5) The wedding pics posted in the ‘FUN’ section of your author page are lovely. Can you tell us where the ceremony was held, and what the day was like? Will, perhaps, there be an upcoming wedding in one of your amazing books?
Funny you asked about an upcoming book wedding… I do love destination weddings. I’ll leave it at that.
The scoop about my own wedding. This is a second marriage for both of us. My husband had already had a gigantic, formal wedding, and he assumed that since we were “older” I wouldn’t want a big wedding. Little did he know that I married in secret the first time around (don’t ask- I was young and foolish) and I had always wished for something more. Although he was willing, I could tell by the look on his face he would be miserable going through a big ceremony. That night we saw a movie called “Just Go With It” with Adam Sandler and Jennifer Aniston. The movie was set in Hawaii and had a destination wedding as part of the plot. Bingo! We had a solution. I got to marry the love of my life in the most romantic ceremony ever—sunset at Kapalua Beach in Maui, surrounded by our children and our most intimate friends. He was spared the hoopla of a formal event. What’s that saying about the second time around?
6) Having two doctoral degrees, one in medicine and one in psychology, the depth of knowledge you own must play a large part in your writing. Can you tell us a bit about that? Such as, how do the ideas come to you? Do events in your practice ever inspire you or transcend onto the page?
Events from my psychology practice definitely have inspired me. I can remember being a wet-behind-the-ears psychologist and hearing some very gruesome confessions. That inspired the book CONFESSION, although my situation in real life wasn’t as dramatic as sitting across from a serial killer…as far as I know.
And my first published book, First Do No Evil, was inspired in part by the fears my medical patients voiced when the cervical cancer vaccine initially became available. It was also inspired by my mother’s battle with breast cancer, and my hope that someday soon that, too, will become a vaccine preventable disease.
7) Is there a genre you would love to delve into at some point in the future that you haven’t yet tried?
I’m interested in true crime. But I’m not sure I want to go that far toward the dark side. In fiction, I can make sure that evil never prevails.
8) One of your ‘confessions’ is that you are a reality TV junkie. For all the others out there (LOL), what is your favorite show, character, and why?

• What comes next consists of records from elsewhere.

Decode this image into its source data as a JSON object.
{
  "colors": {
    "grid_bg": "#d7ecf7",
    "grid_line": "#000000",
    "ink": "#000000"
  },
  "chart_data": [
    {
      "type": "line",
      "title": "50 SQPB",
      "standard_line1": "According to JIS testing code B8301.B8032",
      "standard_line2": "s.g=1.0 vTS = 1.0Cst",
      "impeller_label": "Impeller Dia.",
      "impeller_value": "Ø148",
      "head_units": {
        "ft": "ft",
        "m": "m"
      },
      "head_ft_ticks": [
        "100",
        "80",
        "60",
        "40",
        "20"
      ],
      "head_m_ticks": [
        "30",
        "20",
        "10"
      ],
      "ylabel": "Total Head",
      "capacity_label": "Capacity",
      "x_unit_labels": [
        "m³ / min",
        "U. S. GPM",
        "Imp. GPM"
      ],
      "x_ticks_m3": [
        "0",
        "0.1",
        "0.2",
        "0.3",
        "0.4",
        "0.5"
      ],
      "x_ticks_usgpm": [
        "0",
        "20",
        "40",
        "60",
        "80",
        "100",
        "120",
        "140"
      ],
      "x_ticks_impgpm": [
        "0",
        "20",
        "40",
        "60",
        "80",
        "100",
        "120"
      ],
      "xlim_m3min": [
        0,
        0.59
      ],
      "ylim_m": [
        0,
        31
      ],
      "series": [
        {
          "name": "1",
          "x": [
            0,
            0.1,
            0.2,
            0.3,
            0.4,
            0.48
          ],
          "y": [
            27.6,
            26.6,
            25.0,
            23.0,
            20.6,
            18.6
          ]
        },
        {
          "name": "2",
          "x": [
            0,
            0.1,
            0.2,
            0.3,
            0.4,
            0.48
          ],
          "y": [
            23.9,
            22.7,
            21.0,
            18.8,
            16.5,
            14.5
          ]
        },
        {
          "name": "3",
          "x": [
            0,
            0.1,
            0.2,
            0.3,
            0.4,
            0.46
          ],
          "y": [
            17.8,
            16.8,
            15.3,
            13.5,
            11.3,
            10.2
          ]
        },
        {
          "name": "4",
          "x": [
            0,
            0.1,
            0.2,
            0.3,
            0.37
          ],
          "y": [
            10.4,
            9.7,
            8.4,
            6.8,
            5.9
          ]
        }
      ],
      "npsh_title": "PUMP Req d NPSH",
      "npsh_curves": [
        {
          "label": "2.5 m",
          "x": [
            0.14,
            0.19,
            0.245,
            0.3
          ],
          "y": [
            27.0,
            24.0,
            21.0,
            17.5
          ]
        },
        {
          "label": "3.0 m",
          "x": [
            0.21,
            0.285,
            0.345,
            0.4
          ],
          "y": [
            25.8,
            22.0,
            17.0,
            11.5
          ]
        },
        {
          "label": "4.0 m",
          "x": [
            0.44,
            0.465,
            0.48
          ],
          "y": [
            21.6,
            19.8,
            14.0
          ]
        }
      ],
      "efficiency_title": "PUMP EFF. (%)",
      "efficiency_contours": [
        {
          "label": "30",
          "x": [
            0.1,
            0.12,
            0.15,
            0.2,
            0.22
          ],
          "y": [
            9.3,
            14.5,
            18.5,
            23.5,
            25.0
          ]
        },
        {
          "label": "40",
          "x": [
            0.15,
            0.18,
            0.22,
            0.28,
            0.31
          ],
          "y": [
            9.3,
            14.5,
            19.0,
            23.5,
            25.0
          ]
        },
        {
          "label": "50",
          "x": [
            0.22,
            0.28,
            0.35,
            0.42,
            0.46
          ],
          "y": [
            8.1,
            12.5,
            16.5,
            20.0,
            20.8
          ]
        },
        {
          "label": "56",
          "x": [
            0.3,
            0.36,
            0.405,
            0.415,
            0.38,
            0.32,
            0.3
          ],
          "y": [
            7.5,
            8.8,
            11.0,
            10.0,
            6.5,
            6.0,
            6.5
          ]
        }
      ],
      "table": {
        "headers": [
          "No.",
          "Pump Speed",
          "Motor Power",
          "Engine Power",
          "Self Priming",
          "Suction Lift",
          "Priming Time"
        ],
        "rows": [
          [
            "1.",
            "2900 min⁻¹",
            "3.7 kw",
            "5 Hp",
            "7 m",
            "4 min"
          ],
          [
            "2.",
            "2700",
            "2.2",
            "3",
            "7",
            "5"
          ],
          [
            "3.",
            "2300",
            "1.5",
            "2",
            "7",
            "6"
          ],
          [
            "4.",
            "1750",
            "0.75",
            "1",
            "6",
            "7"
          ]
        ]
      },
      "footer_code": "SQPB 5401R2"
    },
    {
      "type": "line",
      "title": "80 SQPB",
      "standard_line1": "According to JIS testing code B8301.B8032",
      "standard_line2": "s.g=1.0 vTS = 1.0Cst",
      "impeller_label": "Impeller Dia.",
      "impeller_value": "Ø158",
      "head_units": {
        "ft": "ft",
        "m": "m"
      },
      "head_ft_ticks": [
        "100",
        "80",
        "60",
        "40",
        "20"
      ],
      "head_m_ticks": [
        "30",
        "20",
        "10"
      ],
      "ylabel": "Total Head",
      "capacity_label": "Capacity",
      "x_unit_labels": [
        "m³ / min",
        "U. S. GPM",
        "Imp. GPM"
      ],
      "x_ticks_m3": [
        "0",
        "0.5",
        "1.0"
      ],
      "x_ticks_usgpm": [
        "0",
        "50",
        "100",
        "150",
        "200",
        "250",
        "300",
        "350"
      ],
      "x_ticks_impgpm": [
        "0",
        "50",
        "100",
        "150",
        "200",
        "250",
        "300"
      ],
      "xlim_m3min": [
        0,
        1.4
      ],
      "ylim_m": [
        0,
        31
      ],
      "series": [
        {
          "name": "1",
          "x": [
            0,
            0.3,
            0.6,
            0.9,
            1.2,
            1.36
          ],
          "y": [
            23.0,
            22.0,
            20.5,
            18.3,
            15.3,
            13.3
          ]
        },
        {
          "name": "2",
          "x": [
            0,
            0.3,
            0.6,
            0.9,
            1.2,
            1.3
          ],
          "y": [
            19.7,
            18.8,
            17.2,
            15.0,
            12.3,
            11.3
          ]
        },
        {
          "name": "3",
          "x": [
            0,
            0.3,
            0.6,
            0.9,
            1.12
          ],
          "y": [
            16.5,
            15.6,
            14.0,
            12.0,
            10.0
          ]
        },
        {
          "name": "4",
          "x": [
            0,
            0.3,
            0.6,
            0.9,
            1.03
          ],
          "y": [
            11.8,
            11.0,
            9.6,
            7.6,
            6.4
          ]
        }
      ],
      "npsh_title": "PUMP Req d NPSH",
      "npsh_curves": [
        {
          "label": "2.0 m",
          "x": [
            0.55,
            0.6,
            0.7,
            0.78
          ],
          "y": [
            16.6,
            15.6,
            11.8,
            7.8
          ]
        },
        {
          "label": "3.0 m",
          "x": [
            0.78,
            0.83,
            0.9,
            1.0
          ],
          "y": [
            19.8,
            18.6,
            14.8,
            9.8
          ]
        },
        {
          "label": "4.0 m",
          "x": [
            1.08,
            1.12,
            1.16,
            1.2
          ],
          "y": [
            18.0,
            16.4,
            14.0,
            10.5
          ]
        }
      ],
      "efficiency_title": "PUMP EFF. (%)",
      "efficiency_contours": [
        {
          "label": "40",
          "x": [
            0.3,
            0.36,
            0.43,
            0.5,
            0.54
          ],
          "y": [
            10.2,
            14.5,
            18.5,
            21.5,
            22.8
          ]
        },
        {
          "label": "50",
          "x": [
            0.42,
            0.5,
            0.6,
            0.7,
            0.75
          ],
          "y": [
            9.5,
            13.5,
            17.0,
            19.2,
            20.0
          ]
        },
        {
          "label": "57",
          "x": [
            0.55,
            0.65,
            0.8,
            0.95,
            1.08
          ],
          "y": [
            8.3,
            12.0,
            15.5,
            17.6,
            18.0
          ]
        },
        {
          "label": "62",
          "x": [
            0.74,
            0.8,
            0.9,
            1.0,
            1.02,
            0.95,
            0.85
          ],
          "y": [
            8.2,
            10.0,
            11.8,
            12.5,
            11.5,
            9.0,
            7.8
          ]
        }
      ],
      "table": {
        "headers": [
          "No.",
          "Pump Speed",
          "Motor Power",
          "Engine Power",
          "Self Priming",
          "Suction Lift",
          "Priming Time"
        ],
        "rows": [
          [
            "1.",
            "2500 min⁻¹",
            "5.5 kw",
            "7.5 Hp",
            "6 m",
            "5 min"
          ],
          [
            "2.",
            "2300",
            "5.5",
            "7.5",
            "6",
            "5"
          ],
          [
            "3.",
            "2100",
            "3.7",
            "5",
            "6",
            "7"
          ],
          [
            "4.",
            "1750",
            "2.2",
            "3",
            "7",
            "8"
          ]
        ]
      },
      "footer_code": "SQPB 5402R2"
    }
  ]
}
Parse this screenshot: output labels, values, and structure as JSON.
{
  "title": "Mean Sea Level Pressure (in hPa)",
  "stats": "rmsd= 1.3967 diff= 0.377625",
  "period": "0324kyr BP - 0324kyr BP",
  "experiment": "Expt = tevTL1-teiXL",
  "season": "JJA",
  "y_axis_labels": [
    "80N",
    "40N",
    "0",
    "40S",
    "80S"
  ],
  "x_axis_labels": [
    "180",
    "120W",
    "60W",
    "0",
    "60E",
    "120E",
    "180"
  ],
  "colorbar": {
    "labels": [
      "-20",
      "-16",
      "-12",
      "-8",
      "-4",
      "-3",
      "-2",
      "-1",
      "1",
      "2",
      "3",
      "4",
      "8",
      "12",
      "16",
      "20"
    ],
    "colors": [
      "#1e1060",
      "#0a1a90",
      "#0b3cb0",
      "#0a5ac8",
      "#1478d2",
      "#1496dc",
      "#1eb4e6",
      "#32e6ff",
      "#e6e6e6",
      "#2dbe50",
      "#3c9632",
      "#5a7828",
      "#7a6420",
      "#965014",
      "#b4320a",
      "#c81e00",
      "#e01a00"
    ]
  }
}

Survivor. I have a manuscript under my bed about lovers reunited on opposite teams on a Survivor-like show. It’s called STRANDED HEARTS. It was the first novel I ever wrote, and it’s going to stay hidden. It has reality TV, an eco-terrorist and a secret baby. I don’t know how I could’ve left out the kitchen sink!
9) As an author, how do you feel about the digital world? What do you think are the positives/negatives when it comes to everything being online?
I love the digital world. I think it’s increased accessibility to books for readers, and I’m all for that. I also love print media, though, and I believe there’s room for both. I embrace both worlds.
10) Is there a “favorite” moment between a fan and yourself that you can share with our readers?
One of my favorite moments was when a reader emailed to tell me she was very upset by my book, First Do No Evil. She outlined a list of reasons, but the biggest was that I had a killed off a certain character. This character had only two scenes in the book. But I had worked hard to make readers care about this individual. The reader and I wound up sending many emails back and forth, and it became clear to me that my characters and my story were as real to her as they were to me. That’s gratifying, to say the least.